Subscriptions aren’t really about payments. They’re about ongoing permission. Payment is simply the recurring signal we use to confirm that permission is still valid.
The question we keep getting wrong
Most systems reduce subscriptions to a simple check.
Has this user paid?
That works for one-off purchases. It starts to fall apart as soon as access, usage, or authority needs to persist over time.
What we actually care about isn’t whether a transaction happened. It’s whether a user is still allowed to do something.
Are they still allowed to access this API?
Are they still allowed to use this feature?
Are they still allowed to run this process or agent?
Payment answers when something happened. Authorization answers whether it should still be allowed.
Why “just use micropayments” doesn’t actually work
A common response to subscription problems is to suggest micropayments.
If every action costs a tiny amount, you don’t need subscriptions. You just charge continuously and let balances enforce limits.
In theory, it’s elegant. In practice, it breaks down quickly.
Most real businesses can’t operate on millions of tiny transactions. Accounting, reconciliation, refunds, revenue recognition, and audits all get harder as transaction counts explode. Even if the chain can handle it, the financial systems behind the business usually can’t.
There’s also a UX problem. Micropayments make costs harder to predict and harder to communicate. Subscriptions exist partly because people want to agree to terms upfront, not discover them line by line.
Micropayments solve throughput.
They don’t solve authorization.
Time is doing more work than we admit
Subscriptions exist across time. They represent a relationship that continues, expires, pauses, or ends. That relationship can’t be captured by a single transaction.
In practice, most systems handle time indirectly. They rely on background jobs, schedulers, or off-chain checks layered on top of payment state.
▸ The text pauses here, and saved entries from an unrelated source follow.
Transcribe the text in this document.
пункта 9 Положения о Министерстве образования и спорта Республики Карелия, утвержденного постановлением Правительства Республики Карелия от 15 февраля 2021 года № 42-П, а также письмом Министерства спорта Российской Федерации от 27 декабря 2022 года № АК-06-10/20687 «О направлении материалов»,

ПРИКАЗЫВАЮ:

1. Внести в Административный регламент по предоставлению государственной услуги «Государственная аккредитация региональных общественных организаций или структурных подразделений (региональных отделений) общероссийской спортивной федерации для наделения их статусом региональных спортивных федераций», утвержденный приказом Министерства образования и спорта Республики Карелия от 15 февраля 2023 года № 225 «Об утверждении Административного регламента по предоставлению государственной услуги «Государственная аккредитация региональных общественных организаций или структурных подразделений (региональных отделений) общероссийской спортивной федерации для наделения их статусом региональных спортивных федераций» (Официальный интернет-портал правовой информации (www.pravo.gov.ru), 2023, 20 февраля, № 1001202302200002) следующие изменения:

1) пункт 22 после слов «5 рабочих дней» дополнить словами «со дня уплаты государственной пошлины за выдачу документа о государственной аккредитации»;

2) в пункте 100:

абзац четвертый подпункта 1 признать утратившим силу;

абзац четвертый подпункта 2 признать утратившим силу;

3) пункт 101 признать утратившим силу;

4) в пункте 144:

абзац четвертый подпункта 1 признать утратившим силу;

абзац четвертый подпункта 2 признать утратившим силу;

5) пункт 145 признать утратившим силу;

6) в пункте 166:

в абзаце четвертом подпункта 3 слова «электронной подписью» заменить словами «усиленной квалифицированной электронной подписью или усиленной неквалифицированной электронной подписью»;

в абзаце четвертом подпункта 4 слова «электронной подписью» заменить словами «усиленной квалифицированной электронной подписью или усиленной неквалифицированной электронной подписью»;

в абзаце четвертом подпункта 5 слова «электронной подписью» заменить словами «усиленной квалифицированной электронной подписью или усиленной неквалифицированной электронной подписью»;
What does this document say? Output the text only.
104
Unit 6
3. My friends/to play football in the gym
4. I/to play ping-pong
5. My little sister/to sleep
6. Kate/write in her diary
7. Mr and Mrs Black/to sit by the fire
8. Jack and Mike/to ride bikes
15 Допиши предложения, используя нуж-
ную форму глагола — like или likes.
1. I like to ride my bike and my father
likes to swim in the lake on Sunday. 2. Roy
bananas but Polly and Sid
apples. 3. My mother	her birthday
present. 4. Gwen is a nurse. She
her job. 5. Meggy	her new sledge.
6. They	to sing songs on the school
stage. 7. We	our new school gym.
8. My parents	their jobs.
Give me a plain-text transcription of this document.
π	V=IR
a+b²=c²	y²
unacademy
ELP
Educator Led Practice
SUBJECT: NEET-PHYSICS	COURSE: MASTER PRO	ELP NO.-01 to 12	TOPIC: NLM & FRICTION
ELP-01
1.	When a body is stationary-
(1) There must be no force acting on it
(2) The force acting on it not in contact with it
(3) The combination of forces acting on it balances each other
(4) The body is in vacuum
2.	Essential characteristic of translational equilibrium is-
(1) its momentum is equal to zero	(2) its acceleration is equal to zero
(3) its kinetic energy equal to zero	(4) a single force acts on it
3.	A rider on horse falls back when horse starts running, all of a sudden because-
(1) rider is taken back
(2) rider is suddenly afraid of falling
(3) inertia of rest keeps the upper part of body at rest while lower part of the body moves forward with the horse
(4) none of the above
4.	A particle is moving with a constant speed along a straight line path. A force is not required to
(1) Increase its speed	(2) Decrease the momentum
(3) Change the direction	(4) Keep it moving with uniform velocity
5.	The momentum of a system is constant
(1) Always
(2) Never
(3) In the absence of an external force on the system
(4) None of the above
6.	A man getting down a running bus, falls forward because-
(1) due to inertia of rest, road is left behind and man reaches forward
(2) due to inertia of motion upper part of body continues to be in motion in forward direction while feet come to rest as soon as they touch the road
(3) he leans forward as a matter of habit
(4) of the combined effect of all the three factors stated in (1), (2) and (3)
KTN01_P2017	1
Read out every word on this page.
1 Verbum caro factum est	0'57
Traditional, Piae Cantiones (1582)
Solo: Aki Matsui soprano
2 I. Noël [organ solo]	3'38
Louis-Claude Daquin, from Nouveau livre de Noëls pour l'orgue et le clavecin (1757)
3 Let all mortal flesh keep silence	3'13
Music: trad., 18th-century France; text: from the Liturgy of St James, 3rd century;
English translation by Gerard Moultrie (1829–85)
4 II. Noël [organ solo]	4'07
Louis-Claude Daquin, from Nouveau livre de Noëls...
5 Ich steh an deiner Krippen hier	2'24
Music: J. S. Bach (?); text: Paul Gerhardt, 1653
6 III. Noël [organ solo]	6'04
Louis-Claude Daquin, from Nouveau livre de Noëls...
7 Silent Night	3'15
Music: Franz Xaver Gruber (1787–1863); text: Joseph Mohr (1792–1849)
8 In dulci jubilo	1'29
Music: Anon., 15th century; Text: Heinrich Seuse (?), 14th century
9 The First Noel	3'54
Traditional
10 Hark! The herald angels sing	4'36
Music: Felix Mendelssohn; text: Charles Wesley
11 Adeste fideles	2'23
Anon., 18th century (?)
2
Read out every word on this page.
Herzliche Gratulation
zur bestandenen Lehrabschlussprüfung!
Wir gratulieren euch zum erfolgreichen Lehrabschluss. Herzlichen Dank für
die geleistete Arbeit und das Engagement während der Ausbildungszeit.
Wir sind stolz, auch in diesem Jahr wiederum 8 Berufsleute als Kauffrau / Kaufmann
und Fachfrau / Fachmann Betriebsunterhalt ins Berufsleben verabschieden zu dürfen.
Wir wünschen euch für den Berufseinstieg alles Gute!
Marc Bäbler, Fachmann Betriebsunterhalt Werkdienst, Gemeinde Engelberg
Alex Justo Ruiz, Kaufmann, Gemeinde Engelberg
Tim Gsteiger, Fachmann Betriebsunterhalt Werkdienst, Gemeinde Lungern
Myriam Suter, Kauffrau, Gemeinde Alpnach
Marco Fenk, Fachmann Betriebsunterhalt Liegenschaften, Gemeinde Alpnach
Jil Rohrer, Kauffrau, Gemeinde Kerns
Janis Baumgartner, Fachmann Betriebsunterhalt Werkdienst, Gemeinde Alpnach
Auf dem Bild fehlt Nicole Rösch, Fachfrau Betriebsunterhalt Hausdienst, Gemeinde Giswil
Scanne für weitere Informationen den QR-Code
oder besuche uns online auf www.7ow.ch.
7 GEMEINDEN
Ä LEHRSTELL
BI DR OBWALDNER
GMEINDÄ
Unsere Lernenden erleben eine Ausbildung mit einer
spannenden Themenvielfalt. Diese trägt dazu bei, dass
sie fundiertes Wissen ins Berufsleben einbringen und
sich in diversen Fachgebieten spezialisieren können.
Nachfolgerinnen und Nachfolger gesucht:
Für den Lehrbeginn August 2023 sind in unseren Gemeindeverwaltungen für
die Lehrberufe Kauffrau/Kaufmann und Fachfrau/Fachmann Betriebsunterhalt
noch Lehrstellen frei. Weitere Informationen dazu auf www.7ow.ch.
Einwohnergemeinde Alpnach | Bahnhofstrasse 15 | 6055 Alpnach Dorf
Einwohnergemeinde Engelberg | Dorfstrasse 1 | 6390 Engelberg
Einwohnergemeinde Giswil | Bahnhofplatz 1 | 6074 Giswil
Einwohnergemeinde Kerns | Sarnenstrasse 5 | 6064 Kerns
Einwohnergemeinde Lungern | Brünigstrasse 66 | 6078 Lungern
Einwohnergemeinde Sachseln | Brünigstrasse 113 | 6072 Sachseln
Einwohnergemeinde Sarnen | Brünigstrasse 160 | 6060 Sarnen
It works well enough, until correctness starts to matter.
Once access control or safety depends on something running at the right moment off-chain, the system is no longer enforcing its own rules. It’s assuming something else will.
Why this shows up outside “subscriptions”
This gap isn’t limited to billing.
You see it in API plans that gate usage.
In premium features that unlock after payment.
In automated systems that need to keep running without manual approval.
In agents that operate continuously and need limits they can’t cross.
In all of these cases, charging the user isn’t the hard part.
The hard part is answering a much simpler question, reliably and over time.
Is this user still authorized right now?
Payment as proof, not control
This is where the mental model shifts.
Payment shouldn’t be the thing that controls access. It should be the thing that proves authorization is still valid.
That distinction makes a difference.
It allows systems to grant permission with clear scope, define how long it lasts, and revoke it without freezing funds or breaking workflows. It also makes automation safer, because authority can be bounded instead of open-ended.
When subscriptions are modeled as authorization first, payments fit naturally. When they’re modeled as payments only, authorization ends up fragile and bolted on.
Why this matters now
For a long time, this wasn’t easy to do.
Automation usually meant custody.
Non-custodial systems meant constant signatures.
Unlimited approvals traded safety for convenience.
Those constraints shaped the tools we’re used to. They don’t have to shape what comes next.
As systems become more autonomous and more long-lived, time-bound authorization stops being an abstraction and starts being a requirement.
Where this leads
The future of subscriptions probably doesn’t look like better invoices or faster retries.
It looks like systems that can express who is allowed to do what, under what limits, and for how long. And enforce that directly, without leaning on background assumptions.
That’s the direction we’re starting from.